Thursday, October 5, 2017

Experimental: Mine

This is an experimental piece. It falls somewhere between poetry and prose and it deals with the idea of author ownership. There are things in this poem that are just for me to understand and love. I'm not trying so hard to convey a concrete idea/image to you the reader, so maybe you will not find one. Maybe you will just be carried on by the words and pictures I did use and feel a question or an emotion. Maybe you will hate it, and that's okay too.


Mine

An inventory:
Two lips indifferent blue
Eight ceiling stars soaked in glow in the dark paint
23 typos in a story about slugs
One newt or else a salamander or snake                                     I keep him in a safety deposit box
I label him with red pen
I organize her into star charts  

A decade old and I made the solar system—foam sitting on a dark matter poster board. Twelve and I made the ocean—earth fired and glazed into waves. 19 and I cannot fold an origami woman nor do I have the paper to begin. I substitute skin and follicles with a red hot itch. My face is three layers deep.

I need to peel out the sheet in the middle that fizzes like a hot tub when the jets are off. I need to soak the boiling oil out her pores. He wants ice that is cold enough to stop indifferent lips from moving or changing hues. But who do I tell.
 
Plastic stars don’t get to shine without the sun, so make paper ones instead and fill them with words that mean sounds that mean nothing unless they get heard. Wonder if you accidentally put them in place of the salamander. Wonder if safety deposit boxes are sound proof. Worry that you lost the key so far from skeleton but so deep within her bones. It landed with four of the ceiling stars, a pinch of salt, and a thumb tack.

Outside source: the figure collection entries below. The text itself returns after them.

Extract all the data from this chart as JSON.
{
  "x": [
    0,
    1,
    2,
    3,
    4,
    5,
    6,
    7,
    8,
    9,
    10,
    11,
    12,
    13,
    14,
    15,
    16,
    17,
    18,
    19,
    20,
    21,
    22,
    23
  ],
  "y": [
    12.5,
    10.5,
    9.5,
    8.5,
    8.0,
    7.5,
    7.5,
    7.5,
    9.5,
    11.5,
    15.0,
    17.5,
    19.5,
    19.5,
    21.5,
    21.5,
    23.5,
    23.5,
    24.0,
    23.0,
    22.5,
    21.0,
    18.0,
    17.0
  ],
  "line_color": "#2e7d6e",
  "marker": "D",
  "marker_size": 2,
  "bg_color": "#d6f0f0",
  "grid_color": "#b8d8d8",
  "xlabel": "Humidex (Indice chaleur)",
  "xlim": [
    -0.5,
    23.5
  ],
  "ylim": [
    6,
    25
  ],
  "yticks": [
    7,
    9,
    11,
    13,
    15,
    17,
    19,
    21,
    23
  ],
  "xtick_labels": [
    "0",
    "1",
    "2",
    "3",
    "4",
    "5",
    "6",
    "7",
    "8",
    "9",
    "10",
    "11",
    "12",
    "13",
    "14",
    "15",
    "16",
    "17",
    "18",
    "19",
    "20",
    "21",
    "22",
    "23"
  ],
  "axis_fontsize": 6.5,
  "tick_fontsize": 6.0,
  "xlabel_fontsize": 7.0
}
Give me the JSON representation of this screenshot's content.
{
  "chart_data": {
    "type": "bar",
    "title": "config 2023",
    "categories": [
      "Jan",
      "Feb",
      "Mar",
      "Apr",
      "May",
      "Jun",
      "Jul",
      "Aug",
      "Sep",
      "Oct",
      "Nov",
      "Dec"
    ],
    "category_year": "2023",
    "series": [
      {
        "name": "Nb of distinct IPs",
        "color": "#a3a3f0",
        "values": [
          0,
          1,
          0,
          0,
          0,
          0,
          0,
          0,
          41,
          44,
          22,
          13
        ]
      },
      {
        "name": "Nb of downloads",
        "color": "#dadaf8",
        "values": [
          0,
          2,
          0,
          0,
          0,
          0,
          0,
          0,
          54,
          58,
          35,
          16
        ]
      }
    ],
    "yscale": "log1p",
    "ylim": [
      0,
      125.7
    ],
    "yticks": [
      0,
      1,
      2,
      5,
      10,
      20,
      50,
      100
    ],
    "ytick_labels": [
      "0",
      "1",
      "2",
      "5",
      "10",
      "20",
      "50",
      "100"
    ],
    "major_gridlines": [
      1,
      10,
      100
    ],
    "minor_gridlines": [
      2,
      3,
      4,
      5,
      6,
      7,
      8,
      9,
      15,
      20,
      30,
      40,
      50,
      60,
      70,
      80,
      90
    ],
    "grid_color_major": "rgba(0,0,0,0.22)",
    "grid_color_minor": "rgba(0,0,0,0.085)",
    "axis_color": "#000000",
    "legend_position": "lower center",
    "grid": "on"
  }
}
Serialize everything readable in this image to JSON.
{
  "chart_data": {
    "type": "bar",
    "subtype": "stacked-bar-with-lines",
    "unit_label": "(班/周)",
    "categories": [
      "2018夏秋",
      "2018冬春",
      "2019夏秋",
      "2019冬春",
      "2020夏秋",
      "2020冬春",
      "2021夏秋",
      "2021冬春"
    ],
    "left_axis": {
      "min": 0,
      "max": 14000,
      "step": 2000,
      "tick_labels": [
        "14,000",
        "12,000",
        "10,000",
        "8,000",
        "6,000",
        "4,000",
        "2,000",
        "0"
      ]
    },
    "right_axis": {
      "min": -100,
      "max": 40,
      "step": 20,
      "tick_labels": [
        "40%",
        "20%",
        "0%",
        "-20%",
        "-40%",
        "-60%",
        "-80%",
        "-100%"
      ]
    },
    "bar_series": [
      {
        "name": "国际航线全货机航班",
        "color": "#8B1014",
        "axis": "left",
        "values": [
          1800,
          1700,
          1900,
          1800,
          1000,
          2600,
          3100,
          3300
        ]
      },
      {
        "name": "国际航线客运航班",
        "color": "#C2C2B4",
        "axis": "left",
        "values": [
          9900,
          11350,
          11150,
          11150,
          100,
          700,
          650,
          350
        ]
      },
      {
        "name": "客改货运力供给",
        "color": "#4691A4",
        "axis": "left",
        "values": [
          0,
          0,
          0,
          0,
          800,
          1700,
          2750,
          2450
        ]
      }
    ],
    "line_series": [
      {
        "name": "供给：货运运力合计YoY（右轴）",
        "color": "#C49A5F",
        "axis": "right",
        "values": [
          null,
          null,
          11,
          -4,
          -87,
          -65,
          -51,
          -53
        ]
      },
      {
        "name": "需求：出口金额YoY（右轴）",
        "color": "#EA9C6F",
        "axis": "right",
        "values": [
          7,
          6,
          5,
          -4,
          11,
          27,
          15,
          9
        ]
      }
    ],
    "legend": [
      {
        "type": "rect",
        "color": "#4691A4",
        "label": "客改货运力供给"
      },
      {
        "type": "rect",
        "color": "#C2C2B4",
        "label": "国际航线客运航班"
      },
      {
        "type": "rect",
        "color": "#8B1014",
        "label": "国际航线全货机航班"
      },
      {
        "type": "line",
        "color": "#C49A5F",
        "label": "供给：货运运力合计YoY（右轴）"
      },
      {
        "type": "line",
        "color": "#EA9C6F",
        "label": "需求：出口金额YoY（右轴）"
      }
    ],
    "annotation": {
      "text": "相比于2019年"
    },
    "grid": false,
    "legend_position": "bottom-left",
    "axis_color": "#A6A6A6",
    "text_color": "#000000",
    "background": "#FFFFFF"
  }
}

Her banker doesn’t know the combination. Nobody has a spare. They don’t understand what is locked away. She signed the dotted line in a foreign language but it was still binding. She never meant to keep so many things.

She is not origami neatly folded. She is blown into glass at 2000 degrees and capped by the strawberry jam lid of a mason jar. Paper pokes into her edges.

Inventory:

24 typos in a story about a girl and all of them written in invisible ink.